5. **Per-service `VERIFY.md` backbone + free exploration** — each service role ships an
acceptance spec of critical journeys; Claude executes it and explores beyond it.
## VERIFY.md standard
Every service role ships a populated `roles/<service>/VERIFY.md`, copied from
`docs/testing/service-verify-template.md` — parallel to `SECURITY.md` from
`service-security-template.md`. A new role convention. It lists the service's critical
user journeys (what "working" means), what good looks like, and what is not
browser-verifiable (→ manual handoff). It also joins the pre-production gate in
`docs/security/service-checklist.md`.
## Test-user standard (TODO 2.3)
Test identities live only in the **staging** Authentik (never production): a dedicated
`test` group / naming prefix; ephemeral per-run credentials (staging is rebuildable, so
nothing persisted, none in `vault.yml`); reuse-or-create; teardown via staging rebuild
or explicit `test`-group cleanup.
## Reporting & manual handoff
`/verify-service` writes `docs/testing/reviews/YYYY-MM-DD-<service>.md` (+ `latest.md`),
mirroring `/review-repo` and `/capacity-review`: pass/fail per `VERIFY.md` journey,
observations, the test-user/env used, a verdict, and a structured **manual-test
checklist** for anything Claude can't do (physical device, paid/external flow,
subjective judgment) — the "instruct me on tests" output. Screenshots are saved to a
git-ignored working dir on `ubongo` (PNG bloat + secret-leak risk); the report links
them.
## Safety
- **Staging-only guard** — the skill refuses to run against production (exploratory
clicking is destructive); ADR-002-aligned hard stop.

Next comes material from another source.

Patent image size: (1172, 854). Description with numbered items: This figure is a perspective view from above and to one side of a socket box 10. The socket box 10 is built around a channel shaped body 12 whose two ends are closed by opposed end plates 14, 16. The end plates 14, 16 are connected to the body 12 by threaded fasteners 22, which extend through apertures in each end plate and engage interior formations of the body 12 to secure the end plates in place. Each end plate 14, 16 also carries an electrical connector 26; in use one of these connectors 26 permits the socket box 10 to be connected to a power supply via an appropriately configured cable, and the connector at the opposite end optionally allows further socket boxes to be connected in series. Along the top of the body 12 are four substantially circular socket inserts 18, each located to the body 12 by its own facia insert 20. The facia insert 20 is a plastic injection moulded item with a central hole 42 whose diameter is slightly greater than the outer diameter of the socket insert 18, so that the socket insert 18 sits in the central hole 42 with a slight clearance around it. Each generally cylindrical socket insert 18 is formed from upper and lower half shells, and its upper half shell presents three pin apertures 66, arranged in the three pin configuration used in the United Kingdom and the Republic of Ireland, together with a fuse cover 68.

- **Confined blast radius** — test users only in the staging `test` group; the run
sticks to the target service.
- **No secrets leaked** — the git-ignored screenshot dir is the safety boundary;
avoid capturing credential screens.
## Dependencies
- `ubongo` (ADR-015) — runs the browser. Designed, not built.

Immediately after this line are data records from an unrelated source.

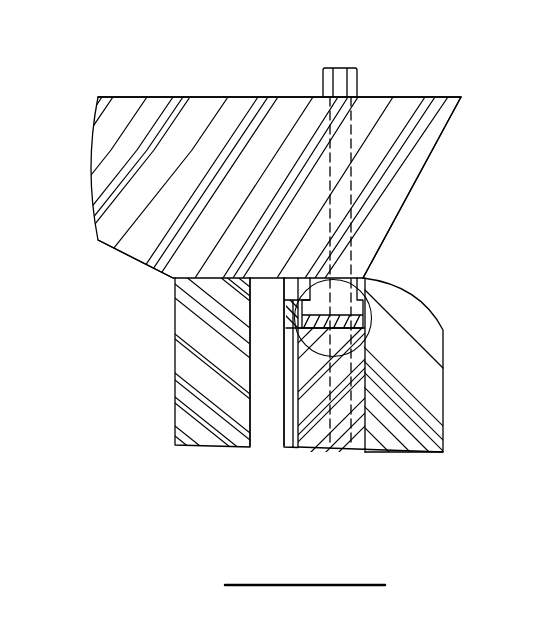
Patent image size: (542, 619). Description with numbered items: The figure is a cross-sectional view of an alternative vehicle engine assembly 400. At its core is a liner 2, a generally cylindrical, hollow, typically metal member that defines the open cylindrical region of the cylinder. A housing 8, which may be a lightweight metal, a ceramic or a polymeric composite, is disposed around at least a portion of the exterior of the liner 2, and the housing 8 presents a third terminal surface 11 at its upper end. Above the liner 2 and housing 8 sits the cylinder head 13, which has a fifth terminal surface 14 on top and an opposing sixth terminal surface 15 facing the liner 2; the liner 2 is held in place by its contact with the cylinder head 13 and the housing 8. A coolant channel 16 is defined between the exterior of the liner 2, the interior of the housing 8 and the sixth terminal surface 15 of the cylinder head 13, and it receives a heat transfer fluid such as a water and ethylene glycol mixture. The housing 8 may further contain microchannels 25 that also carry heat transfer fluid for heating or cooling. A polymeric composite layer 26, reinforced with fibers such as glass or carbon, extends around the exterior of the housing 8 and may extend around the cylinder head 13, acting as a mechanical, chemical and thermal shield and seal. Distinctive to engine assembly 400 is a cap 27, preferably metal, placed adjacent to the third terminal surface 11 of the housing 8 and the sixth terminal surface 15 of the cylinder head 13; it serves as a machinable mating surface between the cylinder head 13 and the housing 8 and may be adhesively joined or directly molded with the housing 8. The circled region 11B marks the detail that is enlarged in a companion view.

The engine assembly 400 is at (104, 74).
The cylinder head 13 is at (197, 113).
The fifth terminal surface 14 is at (148, 97).
The sixth terminal surface 15 is at (124, 252).
The liner 2 is at (185, 362).
The coolant channel 16 is at (272, 428).
The microchannels 25 is at (295, 433).
The housing 8 is at (358, 431).
The polymeric composite layer 26 is at (430, 397).
The cap 27 is at (357, 280).
The third terminal surface 11 is at (362, 292).
The detail region 11B is at (357, 292).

- `playwright` Claude Code plugin — enabled when this lands (`claude-code-setup.md`).
- Authentik (CAPABILITIES §2, planned) — central IdP for test users + SSO.
- A staging deploy of the service (ADR-008 Level 2) — staging is currently empty stubs.

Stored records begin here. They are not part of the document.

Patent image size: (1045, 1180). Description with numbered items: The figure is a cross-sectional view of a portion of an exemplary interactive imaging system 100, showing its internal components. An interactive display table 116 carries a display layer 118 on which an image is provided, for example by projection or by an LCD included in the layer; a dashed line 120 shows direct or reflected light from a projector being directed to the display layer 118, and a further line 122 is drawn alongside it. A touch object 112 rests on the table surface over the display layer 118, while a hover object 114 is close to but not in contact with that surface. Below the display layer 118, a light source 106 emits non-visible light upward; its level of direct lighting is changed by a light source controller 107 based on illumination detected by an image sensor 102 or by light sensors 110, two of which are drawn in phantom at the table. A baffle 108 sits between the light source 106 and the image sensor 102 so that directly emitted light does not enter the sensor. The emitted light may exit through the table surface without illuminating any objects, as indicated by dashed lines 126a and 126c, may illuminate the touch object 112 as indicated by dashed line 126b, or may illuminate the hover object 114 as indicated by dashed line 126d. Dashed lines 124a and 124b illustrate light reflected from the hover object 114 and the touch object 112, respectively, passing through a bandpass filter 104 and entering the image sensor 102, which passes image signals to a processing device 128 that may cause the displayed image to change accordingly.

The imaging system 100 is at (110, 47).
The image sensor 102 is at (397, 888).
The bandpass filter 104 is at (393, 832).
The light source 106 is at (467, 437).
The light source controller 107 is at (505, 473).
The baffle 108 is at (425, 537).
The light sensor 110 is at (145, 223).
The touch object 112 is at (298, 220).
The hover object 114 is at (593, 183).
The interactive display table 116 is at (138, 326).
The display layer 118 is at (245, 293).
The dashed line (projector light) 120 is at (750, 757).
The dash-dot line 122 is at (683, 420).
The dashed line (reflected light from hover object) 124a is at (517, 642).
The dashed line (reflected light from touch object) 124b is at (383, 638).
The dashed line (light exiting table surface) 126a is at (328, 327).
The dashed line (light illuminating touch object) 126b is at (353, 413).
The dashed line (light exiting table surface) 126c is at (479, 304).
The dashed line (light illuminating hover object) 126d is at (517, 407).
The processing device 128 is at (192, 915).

- `make new-role` scaffolding `VERIFY.md` — deferred to when that scaffold is next touched.
## What was ruled out
| Option | Reason |
|---|---|
| Scripted Playwright regression suite | Operator wants exploratory judgment; scripts add maintenance burden. Could be a later layer, not this. |
| Scheduled headless smoke gate | Needs determinism the exploratory nature excludes; belongs to health checks / Uptime Kuma. |
| Verify against production | Exploratory clicking + test-user creation is destructive/polluting; staging sandbox instead. |
| Free-form, no per-service spec | Non-repeatable, can miss a critical flow; `VERIFY.md` gives a backbone. |
| Staging bypasses SSO / per-app users | Wouldn't exercise the real Caddy+Authentik path; central test users are faithful. |
| Commit screenshots to the repo | Repo bloat + secret-leak risk; git-ignored on `ubongo`. |
## Consequences
- The harness is confined to staging by a hard stop: it refuses to run against
production because exploratory clicking is destructive, the blast radius is bounded to
the target service, and test users live only in the staging `test` group (Safety).
- No secrets leak: the git-ignored screenshot dir is the safety boundary and credential
screens are avoided (Safety; Reporting & manual handoff).
- Test identities are ephemeral per-run credentials in the staging Authentik only —
never production, none persisted in `vault.yml` — created reuse-or-create and torn
down via staging rebuild or `test`-group cleanup (Test-user standard).
- Anything Claude cannot exercise (physical device, paid/external flow, subjective
judgment) is handed off via a structured manual-test checklist in the run report
(Reporting & manual handoff).
- Authoring is possible now (this ADR, the `VERIFY.md` template, the `/verify-service`
skill, conventions/checklist edits), but running is deferred on its dependencies:
`ubongo`, the `playwright` plugin, Authentik, a staging deploy, and `make new-role`
scaffolding `VERIFY.md` (Status; Dependencies).
## Related
ADR-008 (testing — expanded), ADR-015 (control host), ADR-002 (security),
ADR-004 (`VERIFY.md` parallels `SECURITY.md`), ADR-013/014 (heritage / knowledge sourcing).